Charlie Chaplin in "The Pilgrim" outside of the Saugus Train Station.

In 1923, Charlie Chaplin – playing an escaped prisoner disguised as a preacher – filmed part of The Pilgrim a few miles up the road from Beale’s Cut at the Saugus Train Station. At that time, the station was located on Railroad Street across from the present site of the Saugus Café. Since then it has been relocated three miles south to the Heritage Junction Historical Park in Newhall. This park sits next to the William S. Hart Regional Park, which contains the home and ranch of the former silent cowboy star.
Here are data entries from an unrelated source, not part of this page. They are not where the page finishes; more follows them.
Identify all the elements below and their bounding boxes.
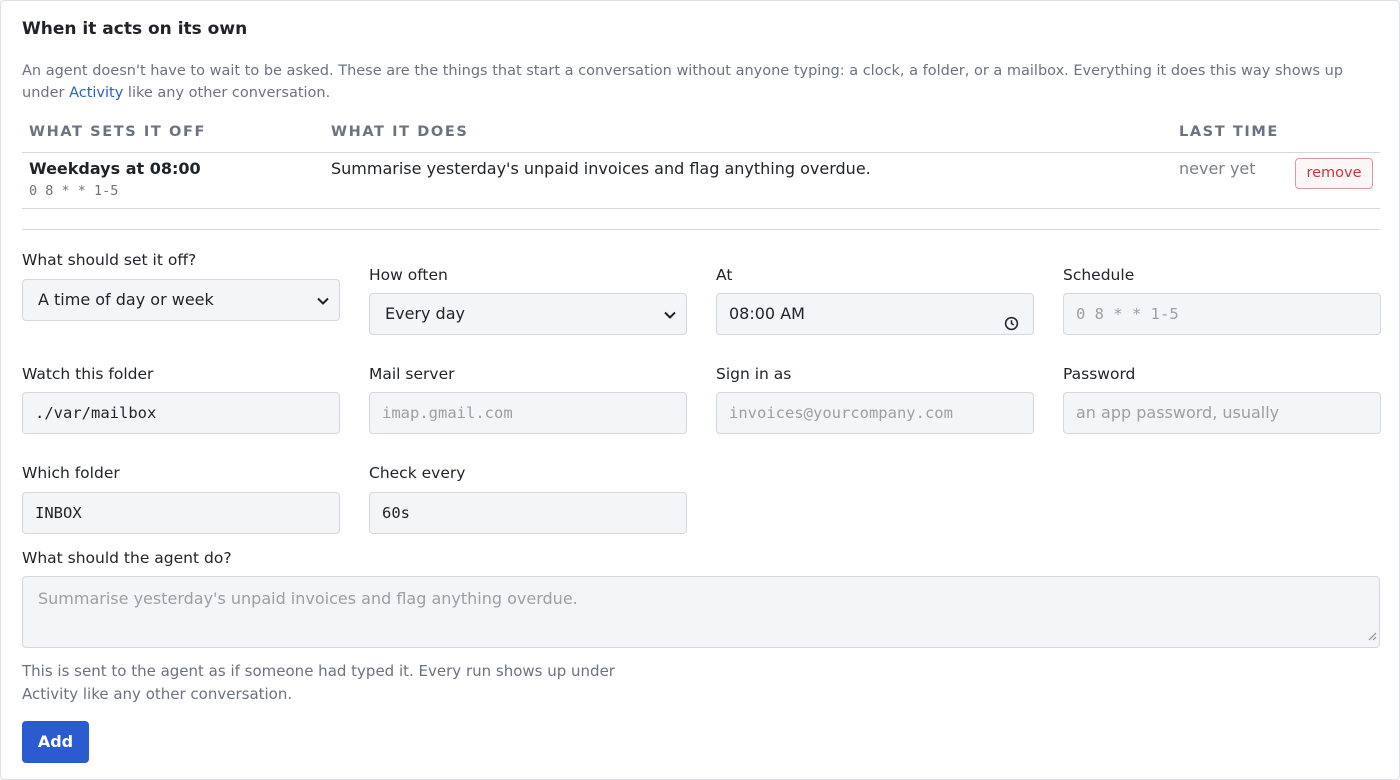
mail-server-input[interactable]: imap.gmail.com — [369, 392, 687, 434]
remove-button[interactable]: remove — [1295, 158, 1373, 189]
trigger-type-value: A time of day or week — [38, 290, 214, 309]
help-text: This is sent to the agent as if someone … — [22, 662, 615, 703]
row-cron-expression: 0 8 * * 1-5 — [29, 183, 119, 199]
trigger-type-label: What should set it off? — [22, 251, 197, 269]
clock-icon[interactable] — [1004, 306, 1019, 334]
which-folder-label: Which folder — [22, 464, 120, 482]
check-every-input[interactable]: 60s — [369, 492, 687, 534]
time-input[interactable]: 08:00 AM — [716, 293, 1034, 335]
intro-text-end: like any other conversation. — [123, 85, 331, 101]
row-task-description: Summarise yesterday's unpaid invoices an… — [331, 159, 871, 178]
mail-server-placeholder: imap.gmail.com — [382, 404, 513, 422]
agent-task-textarea[interactable]: Summarise yesterday's unpaid invoices an… — [22, 576, 1380, 648]
chevron-down-icon — [664, 294, 676, 334]
table-header-divider — [22, 152, 1380, 153]
watch-folder-value: ./var/mailbox — [35, 404, 157, 422]
which-folder-input[interactable]: INBOX — [22, 492, 340, 534]
add-button[interactable]: Add — [22, 721, 89, 763]
sign-in-placeholder: invoices@yourcompany.com — [729, 404, 953, 422]
section-intro: An agent doesn't have to wait to be aske… — [22, 60, 1372, 104]
how-often-label: How often — [369, 266, 448, 284]
check-every-label: Check every — [369, 464, 466, 482]
row-trigger-label: Weekdays at 08:00 — [29, 159, 201, 178]
watch-folder-label: Watch this folder — [22, 365, 154, 383]
check-every-value: 60s — [382, 504, 410, 522]
column-header-action: WHAT IT DOES — [331, 124, 469, 140]
time-value: 08:00 AM — [729, 304, 805, 323]
watch-folder-input[interactable]: ./var/mailbox — [22, 392, 340, 434]
trigger-type-select[interactable]: A time of day or week — [22, 279, 340, 321]
password-placeholder: an app password, usually — [1076, 403, 1280, 422]
mail-server-label: Mail server — [369, 365, 455, 383]
schedule-input[interactable]: 0 8 * * 1-5 — [1063, 293, 1381, 335]
chevron-down-icon — [317, 280, 329, 320]
how-often-select[interactable]: Every day — [369, 293, 687, 335]
agent-task-placeholder: Summarise yesterday's unpaid invoices an… — [38, 589, 578, 608]
how-often-value: Every day — [385, 304, 465, 323]
triggers-card: When it acts on its own An agent doesn't… — [0, 0, 1400, 780]
table-row-divider — [22, 208, 1380, 209]
schedule-label: Schedule — [1063, 266, 1135, 284]
column-header-trigger: WHAT SETS IT OFF — [29, 124, 206, 140]
sign-in-input[interactable]: invoices@yourcompany.com — [716, 392, 1034, 434]
agent-task-label: What should the agent do? — [22, 549, 232, 567]
password-input[interactable]: an app password, usually — [1063, 392, 1381, 434]
which-folder-value: INBOX — [35, 504, 82, 522]
row-last-time: never yet — [1179, 159, 1256, 178]
section-divider — [22, 229, 1380, 230]
sign-in-label: Sign in as — [716, 365, 792, 383]
at-label: At — [716, 266, 733, 284]
schedule-placeholder: 0 8 * * 1-5 — [1076, 305, 1179, 323]
column-header-last-time: LAST TIME — [1179, 124, 1279, 140]
activity-link[interactable]: Activity — [69, 85, 123, 101]
password-label: Password — [1063, 365, 1136, 383]
section-title: When it acts on its own — [22, 19, 248, 39]
resize-handle-icon[interactable] — [1367, 626, 1377, 645]
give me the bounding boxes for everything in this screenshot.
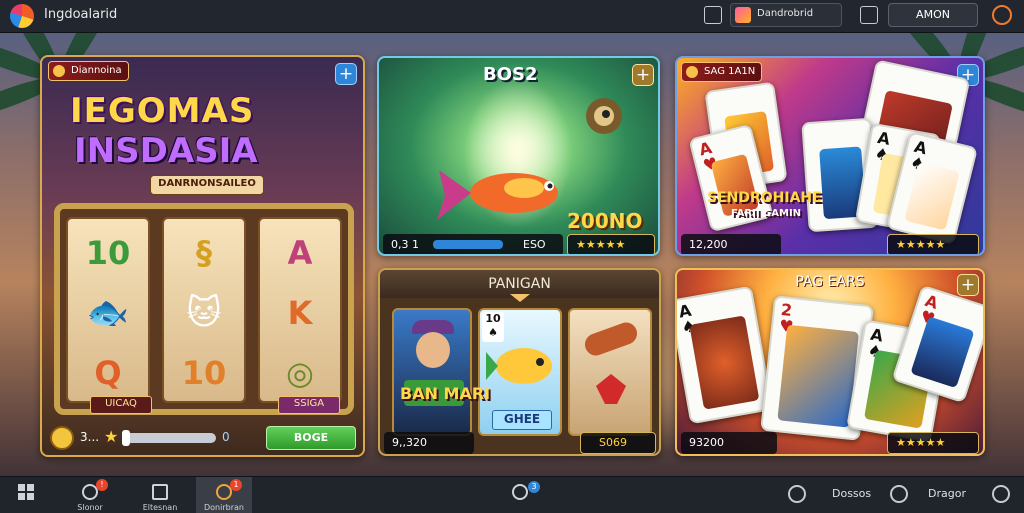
poker-balance: 12,200 [689,238,728,251]
taskbar-right-dossos[interactable]: Dossos [832,487,871,500]
fishing-progress [433,240,503,249]
windows-icon [18,484,34,500]
reel-symbol: K [287,294,313,332]
fishing-balance-bar: 0,3 1 ESO [383,234,563,254]
fish-symbol-icon: 🐟 [86,293,130,333]
panigan-balance: 9,,320 [392,436,427,449]
search-text: Dandrobrid [757,8,814,19]
profile-ring-icon[interactable] [992,5,1012,25]
taskbar-item-donirbran[interactable]: 1 Donirbran [196,477,252,513]
panigan-balance-bar: 9,,320 [384,432,474,454]
panigan-amount-bar: S069 [580,432,656,454]
reel-symbol: A [287,234,313,272]
window-icon [152,484,168,500]
reel-symbol: 10 [181,354,227,392]
reel-label-2: SSIGA [278,396,340,414]
panigan-panel3-title: GHEE [492,410,552,430]
notification-badge: 3 [528,481,540,493]
account-button[interactable]: AMON [888,3,978,27]
badge-coin-icon [53,65,65,77]
slider-handle[interactable] [122,430,130,446]
app-logo-icon[interactable] [10,4,34,28]
panigan-game-card[interactable]: PANIGAN 10 ♠ BAN MARI GHEE 9,,320 S069 [378,268,661,456]
slot-reels: 10 🐟 Q § 🐱 10 A K ◎ [54,203,354,415]
reel-label-1: UICAQ [90,396,152,414]
character-face-icon [416,332,450,368]
scroll-icon [581,319,641,359]
pag-ears-balance-bar: 93200 [681,432,777,454]
bet-slider[interactable] [122,430,216,446]
circle-icon[interactable] [890,485,908,503]
start-button[interactable] [0,477,52,513]
taskbar-label: Slonor [77,503,103,512]
item-panel [568,308,652,436]
red-gem-icon [596,374,626,404]
badge-coin-icon [686,66,698,78]
panigan-panel2-title: BAN MARI [400,384,491,403]
panigan-amount: S069 [599,436,627,449]
star-icon: ★ [104,427,119,446]
frame-icon[interactable] [704,6,722,24]
taskbar-label: Eltesnan [142,503,178,512]
taskbar: ! Slonor Eltesnan 1 Donirbran 3 Dossos D… [0,476,1024,513]
play-button[interactable]: BOGE [266,426,356,450]
pag-ears-add-button[interactable]: + [957,274,979,296]
reel-symbol: § [196,234,212,272]
slot-controls: 3... ★ 0 BOGE [48,425,358,451]
fishing-amount: ESO [523,238,546,251]
search-icon[interactable] [788,485,806,503]
character-panel [392,308,472,436]
pag-ears-header: PAG EARS [795,274,865,290]
coin-icon [50,426,74,450]
poker-banner-sub: FARII GAMIN [731,208,802,219]
fish-icon [486,348,552,384]
reel-3: A K ◎ [258,217,342,403]
pag-ears-game-card[interactable]: PAG EARS + A ♠ 2 ♥ A ♠ A ♥ 93200 ★★★★★ [675,268,985,456]
search-icon [512,484,528,500]
slot-title-line2: INSDASIA [74,131,258,171]
game-app-icon [735,7,751,23]
fishing-balance: 0,3 1 [391,238,419,251]
slot-subtitle: DANRNONSAILEO [150,175,264,195]
square-icon[interactable] [860,6,878,24]
seahorse-creature-icon [586,98,622,134]
reel-2: § 🐱 10 [162,217,246,403]
fishing-game-card[interactable]: BOS2 + 200NO 0,3 1 ESO ★★★★★ [377,56,660,256]
taskbar-search[interactable]: 3 [500,477,540,513]
poker-banner: SENDROHIAHE [707,190,822,206]
slot-title-line1: IEGOMAS [70,91,255,131]
fishing-score-top: BOS2 [483,64,538,85]
mini-card-icon: 10 ♠ [482,312,504,342]
notification-badge: ! [96,479,108,491]
poker-balance-bar: 12,200 [681,234,781,254]
header-ornament-icon [510,294,530,302]
fishing-score-bottom: 200NO [567,209,643,233]
coin-value: 3... [80,430,100,444]
search-field[interactable]: Dandrobrid [730,3,842,27]
notification-badge: 1 [230,479,242,491]
cat-symbol-icon: 🐱 [186,293,222,333]
playing-card-ace-spades: A ♠ [677,285,774,425]
reel-symbol: 10 [85,234,131,272]
taskbar-right-dragor[interactable]: Dragor [928,487,966,500]
taskbar-item-eltesnan[interactable]: Eltesnan [132,477,188,513]
top-bar: Ingdoalarid Dandrobrid AMON [0,0,1024,33]
slot-badge: Diannoina [48,61,129,81]
poker-badge: SAG 1A1N [681,62,763,82]
reel-symbol: ◎ [286,354,314,392]
reel-1: 10 🐟 Q [66,217,150,403]
panigan-header: PANIGAN [380,270,659,298]
app-title: Ingdoalarid [44,7,118,22]
pag-ears-rating: ★★★★★ [887,432,979,454]
pag-ears-balance: 93200 [689,436,724,449]
taskbar-item-slonor[interactable]: ! Slonor [62,477,118,513]
slot-add-button[interactable]: + [335,63,357,85]
poker-rating: ★★★★★ [887,234,979,254]
gear-icon[interactable] [992,485,1010,503]
poker-game-card[interactable]: SAG 1A1N + A ♠ A ♠ A ♥ SENDROHIAHE FARII GA… [675,56,985,256]
fishing-rating: ★★★★★ [567,234,655,254]
slider-value: 0 [222,430,230,444]
reel-symbol: Q [94,354,122,392]
taskbar-label: Donirbran [204,503,244,512]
Ironically, Hart was the subject of a western parody that Keaton filmed in 1922 called The Frozen North. Buster was angry at Hart for publicly condemning his friend Fatty Arbuckle during Arbuckle’s well-publicized scandal, which was brought on by the death of an actress at a party. In The Frozen North, Keaton pokes fun at the tough, melodramatic character that Hart most-often portrayed in his films. Hart apparently didn’t find the portrayal funny, and refused to speak to Keaton for two years.

(The station was also seen in Suddenly (1954), starring Frank Sinatra, and The Grifters (1989), starring John Cusack, Annette Benning, and Angelica Huston.)

The Saugus Train Station today.

While not involving Chaplin directly, part of the film Chaplin (1991), starring Robert Downey, Jr., was filmed in nearby Fillmore; and Mary Pickford and D.W. Griffith, two of Chaplin’s United Artists partners, made the silent film Ramona at nearby Rancho Camulos in 1910.

The magicians are no longer with us – Keaton died in 1966, and Chaplin in 1977 – but at Beale’s Cut and the Saugus Train Station, we can still stand where some of their magic was made.